Do you ever feel discouraged after a holiday weekend? You might have consumed food you would not normally consume on a daily basis.  It is normal to feel a little discouraged and wonder how you can get back on track. The good news is nutrition does not have to be perfect so all you need to focus on is hopping back on the wagon.  One to two days of bad eating will not inhibit you from achieving your health and fitness goals. 

Here are 5 tips to get back on track after a holiday:

1.       Go to the grocery store

It is hard to get back on track if you do not have food in your house.  Make a plan to go to the grocery store even if you missed your normal Sunday trip. Go to the grocery store on a different day to stock up on healthy options.  If you do not have time to cook, consider utilizing the crockpot, cut up fruit and vegetables, or buying pre-made salads or meals at the store.

2.       Go for a walk or make a goal to move more this week

Try not to be sedentary this week and make a goal to walk around the office, take a conference call while standing, park further away, use the stairs, or even go outside for a walk.  If you have an activity monitor, make a goal to get more steps in this week. It can be as simple as moving more during the day so find what works best for you and your schedule.

3.       Drink water

Make sure you are hydrated throughout the day by carrying a water bottle with you.  We should aim to consume half our body weight in ounces of water.  It will help us flush out some of those toxins we might have consumed over the holiday.  If you struggle with water intake, try adding fruit in it to give it a different flavor and set an alarm throughout the day to make sure you are reminding yourself to drink water.

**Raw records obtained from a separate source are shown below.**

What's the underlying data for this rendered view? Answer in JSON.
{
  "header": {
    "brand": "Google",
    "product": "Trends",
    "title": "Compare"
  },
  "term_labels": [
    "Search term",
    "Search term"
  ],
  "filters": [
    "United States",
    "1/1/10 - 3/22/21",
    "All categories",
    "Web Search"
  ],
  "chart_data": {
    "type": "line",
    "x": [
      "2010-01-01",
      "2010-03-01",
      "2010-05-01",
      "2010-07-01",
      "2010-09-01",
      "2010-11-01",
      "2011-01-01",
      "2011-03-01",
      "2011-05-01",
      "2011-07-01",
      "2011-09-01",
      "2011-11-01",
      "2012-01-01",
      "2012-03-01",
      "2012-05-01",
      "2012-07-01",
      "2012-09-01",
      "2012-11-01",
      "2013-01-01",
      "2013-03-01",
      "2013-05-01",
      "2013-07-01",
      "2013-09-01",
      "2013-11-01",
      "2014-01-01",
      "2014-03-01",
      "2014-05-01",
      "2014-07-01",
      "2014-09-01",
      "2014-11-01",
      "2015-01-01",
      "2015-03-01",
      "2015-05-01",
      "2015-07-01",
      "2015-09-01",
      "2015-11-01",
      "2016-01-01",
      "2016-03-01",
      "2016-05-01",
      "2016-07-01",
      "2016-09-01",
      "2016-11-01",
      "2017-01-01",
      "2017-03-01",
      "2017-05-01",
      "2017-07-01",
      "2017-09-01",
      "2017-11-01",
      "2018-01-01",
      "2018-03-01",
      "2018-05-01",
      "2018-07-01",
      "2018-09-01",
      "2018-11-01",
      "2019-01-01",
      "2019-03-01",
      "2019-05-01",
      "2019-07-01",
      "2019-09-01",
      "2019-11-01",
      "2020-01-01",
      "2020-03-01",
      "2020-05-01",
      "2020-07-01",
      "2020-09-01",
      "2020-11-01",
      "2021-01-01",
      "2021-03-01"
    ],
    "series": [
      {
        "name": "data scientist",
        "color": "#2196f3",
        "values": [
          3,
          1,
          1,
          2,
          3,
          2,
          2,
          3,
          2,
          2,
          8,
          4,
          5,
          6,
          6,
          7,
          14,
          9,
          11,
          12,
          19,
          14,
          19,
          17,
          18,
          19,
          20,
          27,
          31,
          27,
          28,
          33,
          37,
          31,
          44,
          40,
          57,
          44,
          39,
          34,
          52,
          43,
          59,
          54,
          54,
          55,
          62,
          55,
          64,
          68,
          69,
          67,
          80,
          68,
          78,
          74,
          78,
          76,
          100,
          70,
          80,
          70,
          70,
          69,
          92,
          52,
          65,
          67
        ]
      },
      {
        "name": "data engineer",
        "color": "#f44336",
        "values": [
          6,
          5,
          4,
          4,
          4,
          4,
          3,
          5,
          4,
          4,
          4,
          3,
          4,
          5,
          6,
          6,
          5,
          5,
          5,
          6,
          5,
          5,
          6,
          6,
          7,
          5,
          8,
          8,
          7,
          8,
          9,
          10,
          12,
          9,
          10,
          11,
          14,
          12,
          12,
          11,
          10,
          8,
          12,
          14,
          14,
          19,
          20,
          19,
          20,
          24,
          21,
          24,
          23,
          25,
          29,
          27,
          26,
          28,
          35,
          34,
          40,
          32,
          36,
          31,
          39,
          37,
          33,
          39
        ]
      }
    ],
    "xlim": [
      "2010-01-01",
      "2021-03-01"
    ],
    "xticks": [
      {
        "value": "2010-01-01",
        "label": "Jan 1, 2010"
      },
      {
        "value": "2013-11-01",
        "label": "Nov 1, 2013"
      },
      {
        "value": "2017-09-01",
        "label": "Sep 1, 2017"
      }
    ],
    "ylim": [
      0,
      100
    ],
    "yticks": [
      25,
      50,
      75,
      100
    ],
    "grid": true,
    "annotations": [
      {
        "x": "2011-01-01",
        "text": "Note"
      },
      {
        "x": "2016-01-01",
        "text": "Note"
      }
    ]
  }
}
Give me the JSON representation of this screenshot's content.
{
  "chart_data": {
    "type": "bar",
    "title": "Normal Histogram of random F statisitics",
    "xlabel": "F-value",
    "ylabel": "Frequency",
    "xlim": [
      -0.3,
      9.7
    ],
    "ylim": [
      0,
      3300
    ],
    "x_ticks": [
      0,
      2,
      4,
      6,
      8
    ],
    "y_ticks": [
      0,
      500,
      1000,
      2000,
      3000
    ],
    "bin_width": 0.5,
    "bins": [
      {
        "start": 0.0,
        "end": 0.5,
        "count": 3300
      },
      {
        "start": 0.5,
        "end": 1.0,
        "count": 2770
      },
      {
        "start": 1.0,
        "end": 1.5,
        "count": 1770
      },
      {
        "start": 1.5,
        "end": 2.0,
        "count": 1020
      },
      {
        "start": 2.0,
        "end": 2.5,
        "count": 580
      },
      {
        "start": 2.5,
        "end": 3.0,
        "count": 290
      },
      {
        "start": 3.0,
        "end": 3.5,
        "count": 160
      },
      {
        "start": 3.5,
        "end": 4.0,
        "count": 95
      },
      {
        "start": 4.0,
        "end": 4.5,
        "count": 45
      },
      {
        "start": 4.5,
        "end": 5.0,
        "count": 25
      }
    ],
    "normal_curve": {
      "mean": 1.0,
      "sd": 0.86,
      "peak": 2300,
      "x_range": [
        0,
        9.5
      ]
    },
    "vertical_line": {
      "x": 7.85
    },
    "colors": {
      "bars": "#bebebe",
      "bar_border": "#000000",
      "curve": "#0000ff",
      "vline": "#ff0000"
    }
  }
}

4.       Increase fruit and vegetable intake

Get back on track with eating fruit and vegetables with your meals. Fruits and vegetables have vitamins, minerals, fiber, antioxidants, and phytochemicals. The fiber can help us regulate digestion that might have been hindered from holiday eating. Of course, the nutrients in fruits and vegetables will give our body the nutrients it needs for optimal health.

5.       Get enough sleep

It is important to get back on track with sleep.  During a holiday weekend, you might have friends or family in town which can interrupt your normal sleep patterns. You should aim for 7-8 hours of good quality sleep for your body to fully recover.  Try to put those electronics away an hour before bed and make sure you are sleeping in a cold, dark room to increase quality of sleep.

I hope these tips were helpful in helping you get back on track.  As always, let me know if you have any questions.